El negoción (Simón Feldman, 1959)
La tradición cómica de nuestro país es, para qué mentir, paupérrima. Y quizás parte de la culpa de ello lo tenga el olvido al que se relegó El negoción, una extraordinaria y original comedia de situaciones que, a pesar de utilizar (con maestría, vale aclarar) varios recursos de la comedia estadounidense de la primera mitad del siglo (y algunos de Jacques Tati, también), logra un lenguaje cómico que sólo podría hacerse y funcionar acá. El guión de Feldman, Barrenechea y Oski, se da el lujo incluso de anticiparse, con algunos de sus gags, a las ocurrencias más celebradas de Mel Brooks. Vale la pena redescubrirlo.

No habrá más penas ni olvido (Héctor Olivera, 1983)
Colonia Vela es cualquier pueblo de Argentina. En ella están ambientadas dos de las novelas más importantes de Osvaldo Soriano, ambas llevadas al cine con distinto éxito. No habrá más penas ni olvido es la primera de ellas, y realmente logra captar en su familiar costumbrismo el corazón de la novela. El montaje dinámico captura a la perfección tanto el humor trágico de Soriano como la tragedia delirante de nuestra historia. Si La patagonia rebelde (1974) puede tener más mérito a nivel narrativo, las innovaciones en el lenguaje cinematográfico de No habrá más penas… hacen de ésta el cine más logrado de Olivera.
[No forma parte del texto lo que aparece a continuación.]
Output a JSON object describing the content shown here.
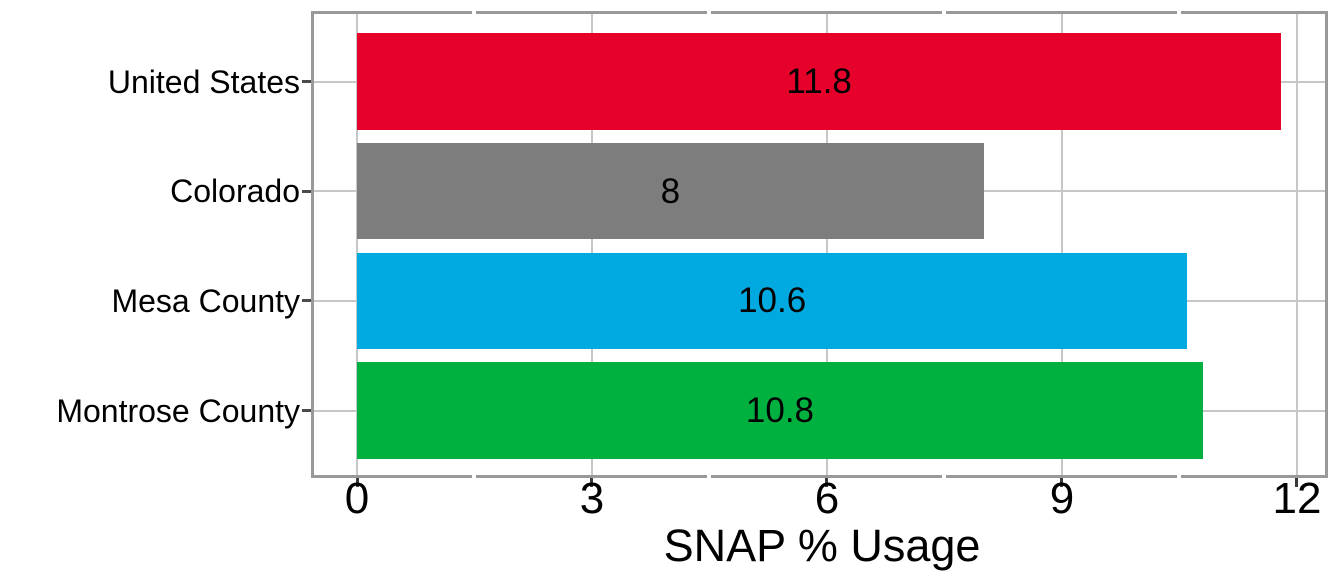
{
  "chart_data": {
    "type": "bar",
    "orientation": "horizontal",
    "title": "",
    "xlabel": "SNAP % Usage",
    "ylabel": "",
    "categories": [
      "United States",
      "Colorado",
      "Mesa County",
      "Montrose County"
    ],
    "values": [
      11.8,
      8,
      10.6,
      10.8
    ],
    "value_labels": [
      "11.8",
      "8",
      "10.6",
      "10.8"
    ],
    "bar_colors": [
      "#e6012b",
      "#7d7d7d",
      "#00a9e0",
      "#00b140"
    ],
    "x_major_ticks": [
      0,
      3,
      6,
      9,
      12
    ],
    "x_tick_labels": [
      "0",
      "3",
      "6",
      "9",
      "12"
    ],
    "x_minor_ticks": [
      1.5,
      4.5,
      7.5,
      10.5
    ],
    "xlim": [
      -0.57,
      12.4
    ],
    "grid": {
      "vertical_major": true,
      "horizontal_category_lines": true,
      "minor_lines": false
    },
    "legend": null
  },
  "colors": {
    "background": "#ffffff",
    "panel_border": "#999999",
    "gridline": "#c7c7c7",
    "axis_tick": "#3a3a3a",
    "text": "#000000"
  }
}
Planta permanente (Ezequiel Radusky, 2019)
Planta permanente es una película correcta, bien hecha. No innova en cuanto al dispositivo cinematográfico, sino que aborda con éxito el problema más grave que tiene nuestro cine actual: los guiones. Con una Rosario Bléfari luminosa en el que sería su último papel, y la compañía de la talentosa Liliana Juárez, esta película tiene el mérito no desdeñable de ser una historia contada de la mejor manera posible. Enmarcada en lo que algunos llaman el “nuevo cine tucumano”, Planta permanente es una bocanada de aire fresco para una industria demasiado enfocada en, justamente, lo industrial.

Los rubios (Albertina Carri, 2003)
¿Se puede hacer documental cuando no hay documentos? Se puede. Se puede hablar de lo indecible, se puede recordar lo que nadie quiere recordar, y se puede hacer arte del desconsuelo. Albertina Carri sorprendió a todos los espectadores en un momento en el que (a diferencia de ahora) nadie elegía su propia historia para hacer documental, y mucho menos se involucraban en la película de la manera visceral como lo hizo ella. Y demostró, a partir de algunos de los recursos más novedosos y efectivos que alguna vez se pusieron en práctica en nuestro cine documental, que se puede hacer un cine de la memoria distinto, en un país donde buena parte de su cine intenta hablar de la memoria.